“Why yes, yes we do,” said every function in every department in every organization.
And not just desktops and laptops and mobile phones, but scanners, scales, beacons, Software-as-a-Service (SaaS), security systems, smart lighting and building control systems.
You name it, there’s some sort of hardware, software or networking component to it, and that technology has formed a loose “mesh” across functional silos, blurring organization charts while the service lines become clearer.
“Onboarding” is no longer a process partly managed by human resources, IT, facilities and finance – it’s a single service, an automated flow across multiple functions, making the complex transparent across the service value chain.
Similarly, executive briefing centers contain a high tech blend of automated climate controls, LED lighting and state of the art AV — all working together to provide a singular experience for your top clients.
What happens when those services stop functioning properly?
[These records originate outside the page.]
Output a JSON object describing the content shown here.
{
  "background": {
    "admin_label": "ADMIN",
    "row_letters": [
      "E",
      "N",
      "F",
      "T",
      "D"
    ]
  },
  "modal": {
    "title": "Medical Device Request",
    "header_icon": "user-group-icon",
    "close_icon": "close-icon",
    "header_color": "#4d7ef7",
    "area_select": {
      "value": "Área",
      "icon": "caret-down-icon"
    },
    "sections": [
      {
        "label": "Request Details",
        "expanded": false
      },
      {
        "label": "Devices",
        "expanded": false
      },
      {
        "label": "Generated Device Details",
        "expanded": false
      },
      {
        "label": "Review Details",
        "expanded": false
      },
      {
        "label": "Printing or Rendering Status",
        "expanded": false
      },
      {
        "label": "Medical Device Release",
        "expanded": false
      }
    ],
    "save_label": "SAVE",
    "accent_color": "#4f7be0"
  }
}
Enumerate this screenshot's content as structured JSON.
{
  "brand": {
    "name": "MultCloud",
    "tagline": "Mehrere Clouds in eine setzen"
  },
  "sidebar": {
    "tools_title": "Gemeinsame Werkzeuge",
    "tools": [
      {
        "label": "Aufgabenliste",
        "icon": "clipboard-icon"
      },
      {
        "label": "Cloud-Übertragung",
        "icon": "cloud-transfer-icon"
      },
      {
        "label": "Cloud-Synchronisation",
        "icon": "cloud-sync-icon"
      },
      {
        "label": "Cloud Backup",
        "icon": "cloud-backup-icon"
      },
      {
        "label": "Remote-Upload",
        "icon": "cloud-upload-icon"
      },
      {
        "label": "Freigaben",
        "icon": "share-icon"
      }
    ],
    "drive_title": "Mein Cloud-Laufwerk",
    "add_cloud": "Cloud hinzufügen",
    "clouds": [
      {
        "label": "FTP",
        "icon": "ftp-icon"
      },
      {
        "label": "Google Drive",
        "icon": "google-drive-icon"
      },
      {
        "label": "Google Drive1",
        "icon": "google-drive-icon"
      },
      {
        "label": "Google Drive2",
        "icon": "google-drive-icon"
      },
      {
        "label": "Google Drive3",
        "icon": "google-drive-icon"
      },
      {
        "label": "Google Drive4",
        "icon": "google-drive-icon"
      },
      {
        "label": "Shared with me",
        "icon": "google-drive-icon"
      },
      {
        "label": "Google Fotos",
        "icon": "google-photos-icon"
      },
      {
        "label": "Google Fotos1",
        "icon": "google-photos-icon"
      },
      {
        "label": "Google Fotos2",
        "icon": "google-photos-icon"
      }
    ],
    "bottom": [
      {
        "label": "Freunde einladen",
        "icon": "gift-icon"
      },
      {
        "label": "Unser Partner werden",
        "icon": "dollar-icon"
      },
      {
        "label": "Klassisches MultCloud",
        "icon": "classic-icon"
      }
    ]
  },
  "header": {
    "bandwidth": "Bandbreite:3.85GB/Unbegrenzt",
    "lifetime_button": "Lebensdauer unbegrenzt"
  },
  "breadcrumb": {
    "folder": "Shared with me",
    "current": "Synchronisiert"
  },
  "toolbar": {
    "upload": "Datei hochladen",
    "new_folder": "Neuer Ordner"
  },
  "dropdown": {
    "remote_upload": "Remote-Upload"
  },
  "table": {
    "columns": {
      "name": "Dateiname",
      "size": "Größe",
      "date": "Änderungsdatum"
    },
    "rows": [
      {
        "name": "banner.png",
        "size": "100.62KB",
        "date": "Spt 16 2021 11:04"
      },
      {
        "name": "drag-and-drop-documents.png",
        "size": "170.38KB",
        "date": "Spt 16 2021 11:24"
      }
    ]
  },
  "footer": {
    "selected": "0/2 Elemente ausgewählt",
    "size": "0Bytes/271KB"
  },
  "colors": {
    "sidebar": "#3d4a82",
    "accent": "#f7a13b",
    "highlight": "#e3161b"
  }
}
Let’s say the conference room temp rises to 90 degrees or the sprinklers won’t turn off or the new VP you just hired can’t get into the building? Who gets that call? Facilities? HR? IT?
Enter the Enterprise Service Desk
The answer is “none of the above.” It will fall to the enterprise service desk, a single point of contact across technology silos that can log and route both incidents and requests effectively and efficiently to restore service to the business.
These enterprise services are what enable a company to function — or not function — at peak performance. Companies that get it have moved away from the idea of “Information Technology” and into “Service Provisioning and Management”.
To get ready for this reality, IT organizations must:
Extend Mobility: IDC found people are at their desk less than 50 percent of the time. They are, by definition, mobile. The services they need to succeed must be initiated, tracked and completed even when they are away from their desks. Mobile is more than a device. It’s a different way of thinking about business and the services required to keep it humming.
Embrace Apps: Apps must be more than a self-service portal crammed into an iPhone. Have you ever tried to pinch, zoom and select your way through a 15-question form on your phone? Most people will bail by the time they get to the second screen. Apps are purposeful. This was also the conclusion of a Gartner Portals, Content and Collaboration Summit roundtable. They should do one thing and do it well. If I’m locked out of a building, I want a button that says “Building Security.” It might ask me one or two questions, but it knows who I am and can get me in the door.
Integrate Across Systems: This is a must. It’s what forms the “mesh” that enables services to seamlessly flow through the organization while being tracked and fulfilled.Enterprise services are a layer above the core systems, which create half the bureaucracy we must deal with every day.
Enable Self Service: This one sometimes makes me cringe because it makes me think of “IVR’s” and the geniuses that believe spending 15 minutes working through touch tone phone scripts is “self service.” More often than not it’s about putting the right information in the right spot, in the context we expect to see it in, to address our issues. For instance, I want to buy a new phone, give me a “Corporate IT Store” on my phone that works like Amazon.Or if the wireless scale on my warehouse floor isn’t working, give me a tablet that is mounted nearby with one button to press for help.
Design to Delight: If any service is going to get used, it needs to look/feel like it does with the consumer centric companies we deal with at home. I know how to Uber for a ride or for food. The process to get a new badge should be that easy, not archaic and foreign.
Think about a complex highway system in and around a major city with on ramps, off ramps, signs, etc. That’s a good metaphor for enterprise services.
There are literally hundreds of them taking place on any given day, across all parts of your corporate “city.” When traffic stops, slows or seems to be getting off at the wrong exit — drivers will want to know who to call — or better yet — they will want to know that someone is already addressing the issue, regardless of what kind of issue it is. (Accident? Traffic stop? Construction? Presidential Motorcade?).
The travel app “Waze” solves that — a purposeful app cutting through the noise by simply saying, “Mr. Coppins, take this route, delays elsewhere along the way.”
Great services cut through corporate noise, transforming forward thinking CIOs to CSPs — Chief Service Providers — and they are taking the modern enterprise service desk with them.